Relief flashed imperceptibly across Dallington’s face. “And what of Middleton, and Leigh?” he inquired.

Lenox told them about the morning’s findings. Both expressed alarm about the farthing in the envelope; and like Lenox and Frost could offer no account for the brazenness of the symbol.

“If it was a warning,” said Dallington, “they ought to have given him the chance to be warned before they killed him.”

“Just so.”

Soon enough they left Lenox’s office—looking more like conspirators than colleagues—and the older detective was free to begin looking over the brief dossier Pointilleux had given him on Townsend’s son.

His name was a peculiar one: Salt. Salt Andrew Townsend. He was just over thirty and had lived in London since leaving grammar school at the age of seventeen, acting first as a factor for his father’s various business concerns, and then, after their falling-out, apparently living on a portion that his father had settled on him in happier times.

“Salt,” Lenox muttered to himself, as he read this.

He sent out for lunch and continued to puzzle through the timeline of Leigh’s case, jotting notes down as he went. Pointilleux dashed in at a little past two o’clock, only long enough to tell Lenox that he thought he would have run Salt Townsend to ground by six o’clock.

“Come to my house when you have, would you?” Lenox asked.

“Your house? Why, of course.”

He thanked Pointilleux and waved him off. It was an unusual directive, but Lenox wanted to check on his brother. He left, directing his carriage to his town house.

Sir Edmund Lenox was a great man in Parliament now; he was in conference despite having only just returned to London, and though he greeted Charles with an expression of delighted surprise, he immediately warned him that he could spare but a few minutes.

“I had hoped I could give you tea somewhere,” said Charles.

“If only. Two hours off the train, and I am somehow four hours behind schedule. Would that you could explain that to me.”

“At any rate I thank you for taking care of Jane and Sophia longer than you had planned.”

“Not at all.”

He had been widowed the fall before, and since that terrible event had only been half himself, Charles thought, as if he and Molly had traded parts of their souls into each other over the long course of their loving marriage. But now, for the first time, there were glimpses of a thaw inside. “Was it taxing?”

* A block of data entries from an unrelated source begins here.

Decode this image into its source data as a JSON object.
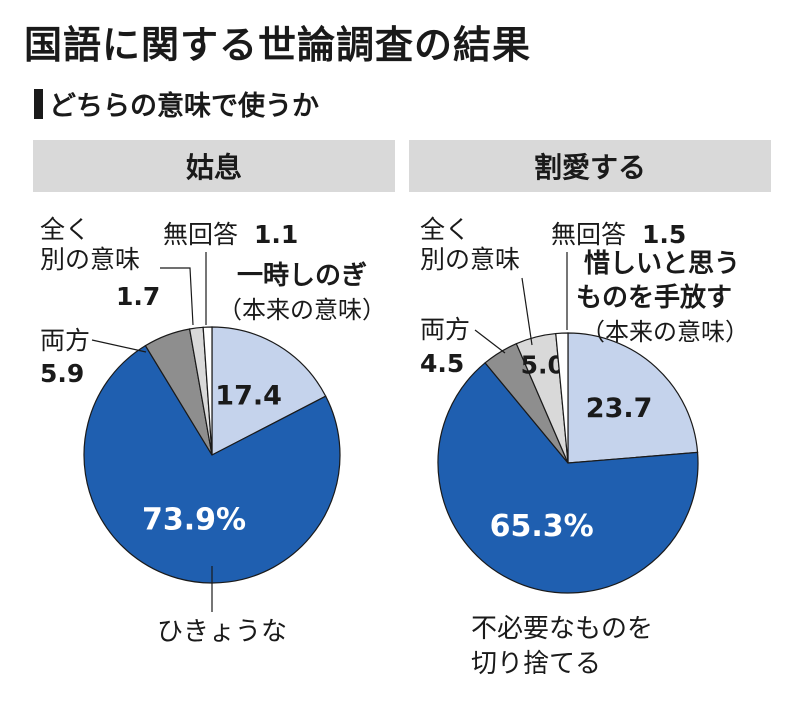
{
  "title": "国語に関する世論調査の結果",
  "subtitle": "どちらの意味で使うか",
  "colors": {
    "main": "#1f5fb0",
    "light": "#c5d3ec",
    "gray": "#8e8e8e",
    "lightgray": "#d9d9d9",
    "white": "#ffffff",
    "header_bg": "#d9d9d9"
  },
  "chart_data": [
    {
      "type": "pie",
      "title": "姑息",
      "unit": "%",
      "slices": [
        {
          "label": "一時しのぎ（本来の意味）",
          "value": 17.4,
          "value_label": "17.4",
          "color": "light"
        },
        {
          "label": "ひきょうな",
          "value": 73.9,
          "value_label": "73.9%",
          "color": "main"
        },
        {
          "label": "両方",
          "value": 5.9,
          "value_label": "5.9",
          "color": "gray"
        },
        {
          "label": "全く別の意味",
          "value": 1.7,
          "value_label": "1.7",
          "color": "lightgray"
        },
        {
          "label": "無回答",
          "value": 1.1,
          "value_label": "1.1",
          "color": "white"
        }
      ]
    },
    {
      "type": "pie",
      "title": "割愛する",
      "unit": "%",
      "slices": [
        {
          "label": "惜しいと思うものを手放す（本来の意味）",
          "value": 23.7,
          "value_label": "23.7",
          "color": "light"
        },
        {
          "label": "不必要なものを切り捨てる",
          "value": 65.3,
          "value_label": "65.3%",
          "color": "main"
        },
        {
          "label": "両方",
          "value": 4.5,
          "value_label": "4.5",
          "color": "gray"
        },
        {
          "label": "全く別の意味",
          "value": 5.0,
          "value_label": "5.0",
          "color": "lightgray"
        },
        {
          "label": "無回答",
          "value": 1.5,
          "value_label": "1.5",
          "color": "white"
        }
      ]
    }
  ],
  "labels": {
    "left": {
      "no_answer": "無回答",
      "no_answer_value": "1.1",
      "other_line1": "全く",
      "other_line2": "別の意味",
      "other_value": "1.7",
      "both": "両方",
      "both_value": "5.9",
      "original_line1": "一時しのぎ",
      "original_line2": "（本来の意味）",
      "main_label": "ひきょうな"
    },
    "right": {
      "no_answer": "無回答",
      "no_answer_value": "1.5",
      "other_line1": "全く",
      "other_line2": "別の意味",
      "both": "両方",
      "both_value": "4.5",
      "original_line1": "惜しいと思う",
      "original_line2": "ものを手放す",
      "original_line3": "（本来の意味）",
      "main_label_line1": "不必要なものを",
      "main_label_line2": "切り捨てる"
    }
  }
}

“I wish we all could have stayed down there for the whole of January. We need to enlist some philosopher king to run this country once and for all, so that we can have a respite.”

“I nominate Graham,” Lenox said.

“You could do worse. Bear in mind that we have Her Majesty.”

“True, very true. Tell me, did they seem mopey, snowed in like that, my wife and daughter?”

Lenox’s voice was light—but his brother caught its tone. “Oh! Yes, I think so. Sophia mostly sprinted across the ballroom for five or six hours at a stretch and then would take a very civil little nap of six minutes before resuming her exercises. Jane was a perfect guest, obviously. The housemaids will be sadly lost without her.”

Lenox smiled, and asked, “Incidentally, do you know who I’m working for?”

“Who?”

“Gerald Leigh.”

“Gerald Leigh! I haven’t thought of his name in years. Is he in trouble?”

“Did you know that he has become one of England’s most famous scientists?”

“Leigh, who got ripped over and over? I always reckoned him a dunce.”

Lenox frowned. “Yes, I remember that you refused to take my word to the contrary.”

“Old Tennant must be vexed. He’s still up there, you know, though none of us are younger than we were then. Gerald Leigh, bless my heart. Tell me, why have you begun working for him?”

They had only another two or three minutes, but Lenox explained. Edmund promised to drop in at Hampden Lane later, and they said their good-byes with a mutual clasp of the shoulder, each, perhaps, more worried about the other than himself.